M. Hakkı Yazıcı
mhyazici@yandex.ru
Kaynak: http://www.turkrus.com/67705-ya-projeyi-zamaninda-yetistiremezsek-xh.aspx
Bizim Bülent’in, inşaat mühendisi arkadaşımın başı dertte.
Dertli, zira zamanla yarışıyorlar. Sözleşmede belirtilen projenin bitim
tarihine çok az bir zaman kalmıştı.
İki ayakları bir pabuca girmişti.
Bu yetmiyormuş gibi, Rublenin Dolar karşısında değer
kaybetmesi, ekonomideki belirsizlik endişeleri arttırmış; “kriz”, “resesyon” gibi sözcükler günlük
hayatın parçası olmuştu.
“Bizim patron işi almak için fazla düşünmeden çok ağır bir
kontrata imza atmış,” diye söyleniyordu.
Neyse durum çok ümitsiz değildi. Biraz çok çalışıp işi
bitireceklerdi.
Bir de şu proje sahibi Rus şirketinin müdürü kafa bulmak için
sık sık takılıp dalgasını geçmese?
Pavel Viladimiroviç:
“Biliyor musun?” diyor, “Bütün mühendisler aslında iyi
insanlardır. Hepsinin cennete gitmesi gerekir.”
“Sağol Paşa,” diye cevap veriyor Bülent.
“Ama bir mühendis ölmüş, yanlışlıkla cehenneme
yollamışlar.”
Bülent, tatsız bir şakanın geleceğini anlıyor:
“Eeee?”
“Mühendis iyi çocuk ya, orayı yaşanabilir hale getireyim diyor;
bir sürü proje geliştiriyor, iyileştirmeler yapıyor. Zebaniler de durumdan
memnun; mühendisi ‘aslansın, kaplansın’ diye pohpohlayıp, yüreklendiriyorlar.”
Bülent, dinlemiyor sanmasın diye çayını yudumlarken araya
laf sokuyor:
“Aferin ona; mühendisler böyledir işte,” diyor.

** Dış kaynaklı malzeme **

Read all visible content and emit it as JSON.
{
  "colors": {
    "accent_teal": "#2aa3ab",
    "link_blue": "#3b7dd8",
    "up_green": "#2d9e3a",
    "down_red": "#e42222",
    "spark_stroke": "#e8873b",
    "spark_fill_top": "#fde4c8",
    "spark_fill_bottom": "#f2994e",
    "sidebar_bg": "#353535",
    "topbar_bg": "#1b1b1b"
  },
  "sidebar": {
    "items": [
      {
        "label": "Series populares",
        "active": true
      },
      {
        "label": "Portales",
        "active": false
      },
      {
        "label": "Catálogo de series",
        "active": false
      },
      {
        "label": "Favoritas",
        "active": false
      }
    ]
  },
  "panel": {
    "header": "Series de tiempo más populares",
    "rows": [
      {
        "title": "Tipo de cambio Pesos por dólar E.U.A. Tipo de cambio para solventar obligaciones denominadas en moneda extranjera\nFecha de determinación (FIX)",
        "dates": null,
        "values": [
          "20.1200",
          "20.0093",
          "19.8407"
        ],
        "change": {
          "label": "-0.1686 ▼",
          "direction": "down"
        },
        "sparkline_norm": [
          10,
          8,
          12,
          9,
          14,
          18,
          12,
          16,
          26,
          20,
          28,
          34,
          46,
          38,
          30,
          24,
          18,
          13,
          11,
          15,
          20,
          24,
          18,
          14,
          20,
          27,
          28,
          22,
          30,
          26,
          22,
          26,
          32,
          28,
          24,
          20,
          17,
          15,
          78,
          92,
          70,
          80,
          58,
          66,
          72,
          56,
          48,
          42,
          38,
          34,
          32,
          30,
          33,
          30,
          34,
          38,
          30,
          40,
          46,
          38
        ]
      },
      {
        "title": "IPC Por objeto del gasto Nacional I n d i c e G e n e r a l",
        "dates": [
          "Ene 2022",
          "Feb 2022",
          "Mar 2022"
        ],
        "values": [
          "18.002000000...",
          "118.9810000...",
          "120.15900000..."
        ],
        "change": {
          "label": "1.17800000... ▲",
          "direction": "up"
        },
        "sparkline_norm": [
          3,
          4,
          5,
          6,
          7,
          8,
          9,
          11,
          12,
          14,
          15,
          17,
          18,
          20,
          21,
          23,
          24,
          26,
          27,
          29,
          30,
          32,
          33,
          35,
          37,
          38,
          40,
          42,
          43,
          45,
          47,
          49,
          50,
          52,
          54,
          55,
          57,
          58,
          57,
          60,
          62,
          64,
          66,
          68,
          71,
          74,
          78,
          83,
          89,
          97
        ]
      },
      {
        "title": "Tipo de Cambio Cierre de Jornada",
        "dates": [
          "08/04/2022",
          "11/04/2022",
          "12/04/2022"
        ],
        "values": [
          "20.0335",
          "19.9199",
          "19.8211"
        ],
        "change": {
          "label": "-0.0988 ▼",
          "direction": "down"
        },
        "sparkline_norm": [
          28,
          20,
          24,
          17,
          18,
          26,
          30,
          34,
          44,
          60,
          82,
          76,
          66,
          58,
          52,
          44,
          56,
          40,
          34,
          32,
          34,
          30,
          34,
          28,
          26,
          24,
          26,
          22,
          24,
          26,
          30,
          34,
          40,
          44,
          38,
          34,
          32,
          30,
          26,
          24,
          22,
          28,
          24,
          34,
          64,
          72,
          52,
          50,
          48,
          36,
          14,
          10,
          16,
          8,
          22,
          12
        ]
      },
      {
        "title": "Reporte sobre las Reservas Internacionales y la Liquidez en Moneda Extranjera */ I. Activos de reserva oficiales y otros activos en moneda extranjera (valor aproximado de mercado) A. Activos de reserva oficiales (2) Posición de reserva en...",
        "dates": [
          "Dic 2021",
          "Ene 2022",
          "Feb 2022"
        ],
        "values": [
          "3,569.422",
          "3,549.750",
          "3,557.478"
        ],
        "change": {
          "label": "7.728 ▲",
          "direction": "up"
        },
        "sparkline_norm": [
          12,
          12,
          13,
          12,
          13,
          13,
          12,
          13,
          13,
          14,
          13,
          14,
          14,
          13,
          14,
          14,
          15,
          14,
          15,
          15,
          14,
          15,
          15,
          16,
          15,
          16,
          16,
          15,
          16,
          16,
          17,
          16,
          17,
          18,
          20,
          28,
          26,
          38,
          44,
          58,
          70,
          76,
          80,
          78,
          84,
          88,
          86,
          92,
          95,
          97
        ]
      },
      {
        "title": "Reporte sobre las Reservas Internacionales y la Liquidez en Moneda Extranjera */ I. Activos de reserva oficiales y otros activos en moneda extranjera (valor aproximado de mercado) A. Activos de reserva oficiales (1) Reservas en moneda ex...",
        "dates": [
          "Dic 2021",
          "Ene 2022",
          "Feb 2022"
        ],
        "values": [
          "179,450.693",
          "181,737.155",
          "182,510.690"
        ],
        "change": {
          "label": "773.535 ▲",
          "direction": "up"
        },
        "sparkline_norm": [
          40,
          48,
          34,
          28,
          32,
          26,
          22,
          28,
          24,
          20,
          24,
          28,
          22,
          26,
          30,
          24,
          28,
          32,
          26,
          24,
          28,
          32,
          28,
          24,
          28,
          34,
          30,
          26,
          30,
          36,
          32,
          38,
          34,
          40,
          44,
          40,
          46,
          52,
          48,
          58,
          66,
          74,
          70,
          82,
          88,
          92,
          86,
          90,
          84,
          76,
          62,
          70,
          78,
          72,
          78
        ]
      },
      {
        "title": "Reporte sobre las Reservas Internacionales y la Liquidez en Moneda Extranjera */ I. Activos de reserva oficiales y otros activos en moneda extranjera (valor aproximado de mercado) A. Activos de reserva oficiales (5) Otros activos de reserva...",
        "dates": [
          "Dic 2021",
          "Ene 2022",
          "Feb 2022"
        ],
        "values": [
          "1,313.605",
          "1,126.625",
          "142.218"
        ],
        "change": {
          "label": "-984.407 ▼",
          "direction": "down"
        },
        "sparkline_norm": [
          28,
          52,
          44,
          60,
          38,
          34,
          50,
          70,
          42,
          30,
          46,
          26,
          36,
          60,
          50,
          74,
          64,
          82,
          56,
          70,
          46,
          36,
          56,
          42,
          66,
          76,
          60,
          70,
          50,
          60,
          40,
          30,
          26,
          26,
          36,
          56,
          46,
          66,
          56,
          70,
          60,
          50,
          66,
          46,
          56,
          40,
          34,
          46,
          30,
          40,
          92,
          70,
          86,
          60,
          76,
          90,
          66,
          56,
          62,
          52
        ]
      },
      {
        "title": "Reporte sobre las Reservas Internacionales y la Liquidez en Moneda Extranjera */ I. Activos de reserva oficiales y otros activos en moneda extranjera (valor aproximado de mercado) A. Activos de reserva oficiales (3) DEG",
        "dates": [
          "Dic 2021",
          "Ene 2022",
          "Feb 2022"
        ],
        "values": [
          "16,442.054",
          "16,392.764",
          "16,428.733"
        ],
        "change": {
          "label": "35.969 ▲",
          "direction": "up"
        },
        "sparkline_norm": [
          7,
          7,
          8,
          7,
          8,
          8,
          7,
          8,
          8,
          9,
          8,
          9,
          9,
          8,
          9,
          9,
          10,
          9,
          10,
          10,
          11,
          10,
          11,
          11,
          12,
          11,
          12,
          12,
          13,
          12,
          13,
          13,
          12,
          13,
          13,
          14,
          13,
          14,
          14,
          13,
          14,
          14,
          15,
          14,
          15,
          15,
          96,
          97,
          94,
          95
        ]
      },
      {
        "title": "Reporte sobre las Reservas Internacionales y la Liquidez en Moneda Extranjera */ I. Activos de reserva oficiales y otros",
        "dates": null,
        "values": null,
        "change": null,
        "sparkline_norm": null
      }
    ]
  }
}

Pavel Viladimiroviç, anlatmaya devam ediyor:
“Bir gün cennet meleğinin telefon edeceği tutuyor. ‘N’aber,
nasılsınız?’ muhabbetinden sonra, çenesi düşük zebanilerden biri durumu
anlatıyor.
Melek, “Yahu, o mühendisin orada ne işi var, buraya gelmesi
gerekiyordu; bir yanlışlık olmuş, onu hemen buraya gönderin,” diyor.
Zebaniler, mühendisten memnun, hiç gönderirler mi?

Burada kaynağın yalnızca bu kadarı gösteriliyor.